Sobhi also paid tribute to president Nasser and the other Free Officers who led the July Revolution, as well as “that great generation of the Egyptian people that championed freedom, independence and the desire to build a better tomorrow… As Gamal Abdel-Nasser said, the people are the leader and the teacher.”  Sobhi lauded the Armed Forces as Egypt’s “protective shield”.

The army, he said, “is the true embodiment of the noblest meanings of sacrifice, devotion and self-denial. Those who underestimate its value, capacities and strength are wrong.”

“The heroes of the Armed Forces, in cooperation with the valiant police, are sworn to serve the nation and are prepared to engage in the fiercest confrontations with the forces of evil, terrorism and extremism.”

These forces “are supported by countries and powers that harbour terrorist leaders and provide them with money, weapons and personnel to wreak harm on Egypt, the Egyptian people and the Arab nation.”

The general commander of the Armed Forces concluded: “We are pressing forward with the fullest faith in God and confidence in ourselves to build a better future under our wise and enlightened political leadership, protecting the nation and its people and safeguarding them from aggression in all its forms. We believe that Egypt can only be protected by a strong army and can only be built by the hands of the Egyptian people. We are all — the army, policy and the people — in the same trench. We are united in the same goal, which is for Egypt to be at the vanguard of developed nations. We can achieve this goal by rallying around Egypt’s flag and its leadership, persisting with work and dedication for the sake of the present and future, so that Egypt will remain invincible for all eternity.”

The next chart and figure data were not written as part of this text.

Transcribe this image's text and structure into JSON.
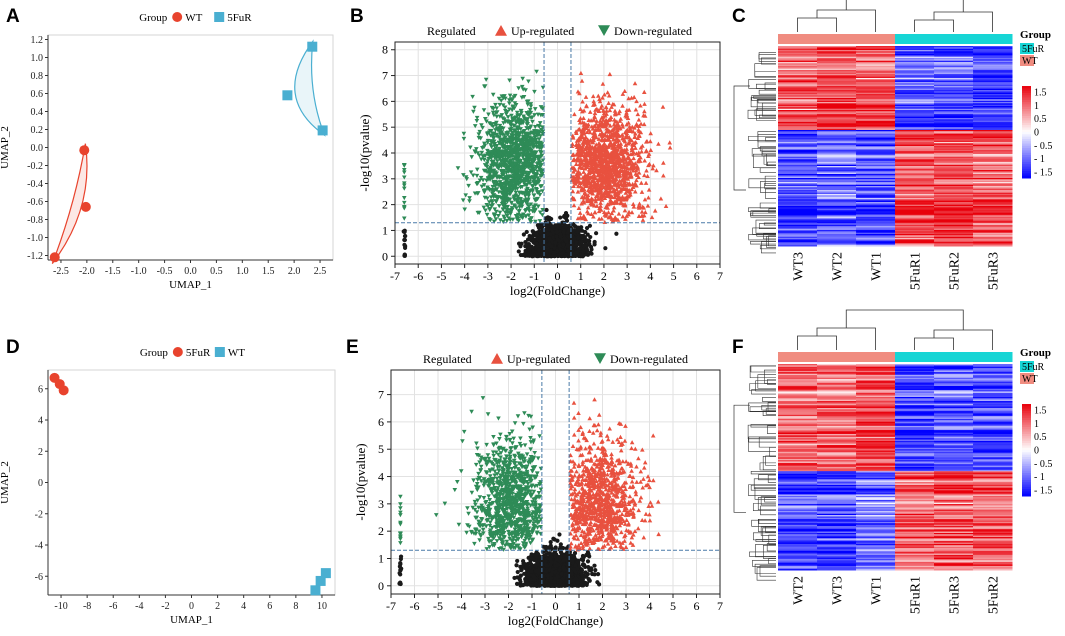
{
  "panels": {
    "A": {
      "label": "A"
    },
    "B": {
      "label": "B"
    },
    "C": {
      "label": "C"
    },
    "D": {
      "label": "D"
    },
    "E": {
      "label": "E"
    },
    "F": {
      "label": "F"
    }
  },
  "colors": {
    "wt": "#e8432d",
    "fur": "#4aafd1",
    "up": "#e8513f",
    "down": "#2e8b57",
    "ns": "#1a1a1a",
    "heat_high": "#e8000b",
    "heat_mid": "#ffffff",
    "heat_low": "#0000ff",
    "group_wt": "#f08c80",
    "group_fur": "#16d5d5"
  },
  "chart_data": [
    {
      "panel": "A",
      "type": "scatter",
      "xlabel": "UMAP_1",
      "ylabel": "UMAP_2",
      "xlim": [
        -2.75,
        2.75
      ],
      "ylim": [
        -1.25,
        1.25
      ],
      "xticks": [
        -2.5,
        -2.0,
        -1.5,
        -1.0,
        -0.5,
        0.0,
        0.5,
        1.0,
        1.5,
        2.0,
        2.5
      ],
      "yticks": [
        -1.2,
        -1.0,
        -0.8,
        -0.6,
        -0.4,
        -0.2,
        0.0,
        0.2,
        0.4,
        0.6,
        0.8,
        1.0,
        1.2
      ],
      "tick_decimals": 1,
      "legend": {
        "title": "Group",
        "entries": [
          "WT",
          "5FuR"
        ]
      },
      "series": [
        {
          "name": "WT",
          "marker": "circle",
          "points": [
            [
              -2.05,
              -0.03
            ],
            [
              -2.02,
              -0.66
            ],
            [
              -2.62,
              -1.22
            ]
          ]
        },
        {
          "name": "5FuR",
          "marker": "square",
          "points": [
            [
              2.35,
              1.12
            ],
            [
              1.87,
              0.58
            ],
            [
              2.55,
              0.19
            ]
          ]
        }
      ]
    },
    {
      "panel": "B",
      "type": "volcano",
      "xlabel": "log2(FoldChange)",
      "ylabel": "-log10(pvalue)",
      "xlim": [
        -7,
        7
      ],
      "ylim": [
        -0.3,
        8.3
      ],
      "xticks": [
        -7,
        -6,
        -5,
        -4,
        -3,
        -2,
        -1,
        0,
        1,
        2,
        3,
        4,
        5,
        6,
        7
      ],
      "yticks": [
        0,
        1,
        2,
        3,
        4,
        5,
        6,
        7,
        8
      ],
      "fc_threshold": [
        -0.58,
        0.58
      ],
      "p_threshold": 1.3,
      "legend": {
        "title": "Regulated",
        "entries": [
          "Up-regulated",
          "Down-regulated"
        ]
      },
      "seed": 11,
      "counts": {
        "up": 1300,
        "down": 1250,
        "ns": 1700
      },
      "up_center": [
        2.1,
        3.6
      ],
      "down_center": [
        -1.9,
        3.7
      ],
      "max_y": 7.9
    },
    {
      "panel": "C",
      "type": "heatmap",
      "samples": [
        "WT3",
        "WT2",
        "WT1",
        "5FuR1",
        "5FuR2",
        "5FuR3"
      ],
      "groups": [
        "WT",
        "WT",
        "WT",
        "5FuR",
        "5FuR",
        "5FuR"
      ],
      "legend_title": "Group",
      "legend_entries": [
        "5FuR",
        "WT"
      ],
      "colorbar_ticks": [
        "1.5",
        "1",
        "0.5",
        "0",
        "- 0.5",
        "- 1",
        "- 1.5"
      ],
      "colorbar_range": [
        -1.5,
        1.5
      ],
      "up_fraction": 0.42,
      "seed": 5
    },
    {
      "panel": "D",
      "type": "scatter",
      "xlabel": "UMAP_1",
      "ylabel": "UMAP_2",
      "xlim": [
        -11,
        11
      ],
      "ylim": [
        -7.2,
        7.2
      ],
      "xticks": [
        -10,
        -8,
        -6,
        -4,
        -2,
        0,
        2,
        4,
        6,
        8,
        10
      ],
      "yticks": [
        -6,
        -4,
        -2,
        0,
        2,
        4,
        6
      ],
      "tick_decimals": 0,
      "legend": {
        "title": "Group",
        "entries": [
          "5FuR",
          "WT"
        ]
      },
      "series": [
        {
          "name": "5FuR",
          "marker": "circle",
          "points": [
            [
              -10.5,
              6.7
            ],
            [
              -10.1,
              6.3
            ],
            [
              -9.8,
              5.9
            ]
          ]
        },
        {
          "name": "WT",
          "marker": "square",
          "points": [
            [
              9.5,
              -6.9
            ],
            [
              9.9,
              -6.3
            ],
            [
              10.3,
              -5.8
            ]
          ]
        }
      ]
    },
    {
      "panel": "E",
      "type": "volcano",
      "xlabel": "log2(FoldChange)",
      "ylabel": "-log10(pvalue)",
      "xlim": [
        -7,
        7
      ],
      "ylim": [
        -0.3,
        7.9
      ],
      "xticks": [
        -7,
        -6,
        -5,
        -4,
        -3,
        -2,
        -1,
        0,
        1,
        2,
        3,
        4,
        5,
        6,
        7
      ],
      "yticks": [
        0,
        1,
        2,
        3,
        4,
        5,
        6,
        7
      ],
      "fc_threshold": [
        -0.58,
        0.58
      ],
      "p_threshold": 1.3,
      "legend": {
        "title": "Regulated",
        "entries": [
          "Up-regulated",
          "Down-regulated"
        ]
      },
      "seed": 23,
      "counts": {
        "up": 950,
        "down": 950,
        "ns": 2000
      },
      "up_center": [
        1.9,
        3.2
      ],
      "down_center": [
        -1.9,
        3.2
      ],
      "max_y": 7.6
    },
    {
      "panel": "F",
      "type": "heatmap",
      "samples": [
        "WT2",
        "WT3",
        "WT1",
        "5FuR1",
        "5FuR3",
        "5FuR2"
      ],
      "groups": [
        "WT",
        "WT",
        "WT",
        "5FuR",
        "5FuR",
        "5FuR"
      ],
      "legend_title": "Group",
      "legend_entries": [
        "5FuR",
        "WT"
      ],
      "colorbar_ticks": [
        "1.5",
        "1",
        "0.5",
        "0",
        "- 0.5",
        "- 1",
        "- 1.5"
      ],
      "colorbar_range": [
        -1.5,
        1.5
      ],
      "up_fraction": 0.52,
      "seed": 9
    }
  ]
}
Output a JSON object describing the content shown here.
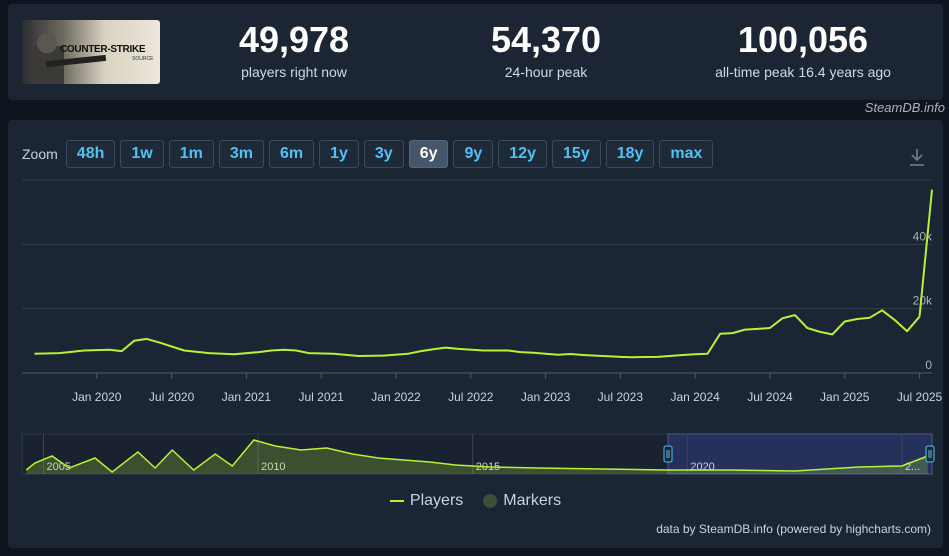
{
  "header": {
    "logo_text": "COUNTER-STRIKE",
    "logo_sub": "SOURCE",
    "stats": [
      {
        "value": "49,978",
        "label": "players right now"
      },
      {
        "value": "54,370",
        "label": "24-hour peak"
      },
      {
        "value": "100,056",
        "label": "all-time peak 16.4 years ago"
      }
    ],
    "credit": "SteamDB.info"
  },
  "zoom": {
    "label": "Zoom",
    "options": [
      "48h",
      "1w",
      "1m",
      "3m",
      "6m",
      "1y",
      "3y",
      "6y",
      "9y",
      "12y",
      "15y",
      "18y",
      "max"
    ],
    "active": "6y"
  },
  "icons": {
    "download": "download-icon"
  },
  "colors": {
    "accent": "#4fc1f5",
    "series": "#b6f334",
    "markers": "#3d5038",
    "panel": "#1c2533"
  },
  "chart_data": {
    "type": "line",
    "series": [
      {
        "name": "Players",
        "x": [
          "2019-08",
          "2019-10",
          "2019-12",
          "2020-02",
          "2020-03",
          "2020-04",
          "2020-05",
          "2020-06",
          "2020-08",
          "2020-10",
          "2020-12",
          "2021-02",
          "2021-03",
          "2021-04",
          "2021-05",
          "2021-06",
          "2021-08",
          "2021-10",
          "2021-12",
          "2022-02",
          "2022-03",
          "2022-04",
          "2022-05",
          "2022-06",
          "2022-08",
          "2022-10",
          "2022-11",
          "2022-12",
          "2023-02",
          "2023-03",
          "2023-04",
          "2023-06",
          "2023-07",
          "2023-08",
          "2023-10",
          "2023-12",
          "2024-01",
          "2024-02",
          "2024-03",
          "2024-04",
          "2024-05",
          "2024-06",
          "2024-07",
          "2024-08",
          "2024-09",
          "2024-10",
          "2024-11",
          "2024-12",
          "2025-01",
          "2025-02",
          "2025-03",
          "2025-04",
          "2025-05",
          "2025-06",
          "2025-07"
        ],
        "values": [
          6000,
          6200,
          7000,
          7200,
          6800,
          10000,
          10600,
          9500,
          7000,
          6200,
          5800,
          6500,
          7000,
          7200,
          7000,
          6200,
          6000,
          5300,
          5400,
          6000,
          6800,
          7400,
          7900,
          7500,
          7000,
          7000,
          6500,
          6300,
          5700,
          5900,
          5600,
          5200,
          5000,
          4900,
          5000,
          5600,
          5800,
          6000,
          12200,
          12400,
          13500,
          13700,
          14000,
          17000,
          18000,
          14000,
          12800,
          12000,
          16000,
          16800,
          17200,
          19500,
          16500,
          13000,
          17500
        ]
      },
      {
        "name": "Players (latest)",
        "x": [
          "2025-07",
          "2025-08"
        ],
        "values": [
          17500,
          57000
        ]
      }
    ],
    "x_tick_labels": [
      "Jan 2020",
      "Jul 2020",
      "Jan 2021",
      "Jul 2021",
      "Jan 2022",
      "Jul 2022",
      "Jan 2023",
      "Jul 2023",
      "Jan 2024",
      "Jul 2024",
      "Jan 2025",
      "Jul 2025"
    ],
    "y_tick_labels": [
      "0",
      "20k",
      "40k"
    ],
    "ylim": [
      0,
      60000
    ],
    "grid": true,
    "legend": {
      "position": "bottom-center",
      "entries": [
        "Players",
        "Markers"
      ]
    },
    "navigator": {
      "tick_labels": [
        "2005",
        "2010",
        "2015",
        "2020",
        "2..."
      ],
      "range_handles": true
    }
  },
  "footer": {
    "credit": "data by SteamDB.info (powered by highcharts.com)"
  }
}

HIGH-LEVEL ARAB ATTENDANCE: The ceremonies were attended by Field Marshal Hussein Tantawi, former general commander and former chairman of the Supreme Council of the Armed Forces, interim president Adli Mansour, the Crown Prince of Abu Dhabi and Deputy Supreme Commander of the Emirati Armed Forces Mohamed bin Zayed Al-Nahyan, the Prime Minister and Crown Prince of Bahrain Salman bin Hamad Al-Khalifa, Governor of Mecca and advisor to King Salman Prince Khaled bin Faisal Al-Saud, Commander-General of the Libyan Armed Forces Field Marshal Khalifa Haftar, Deputy Prime Minister and Defence Minister of Kuwait Sheikh Mohamed Khaled bin Hamad Al-Sabah and the Chief-of-Staff of the Mauritanian army Major General Mohamed Cheikh Mohamed Ahmed.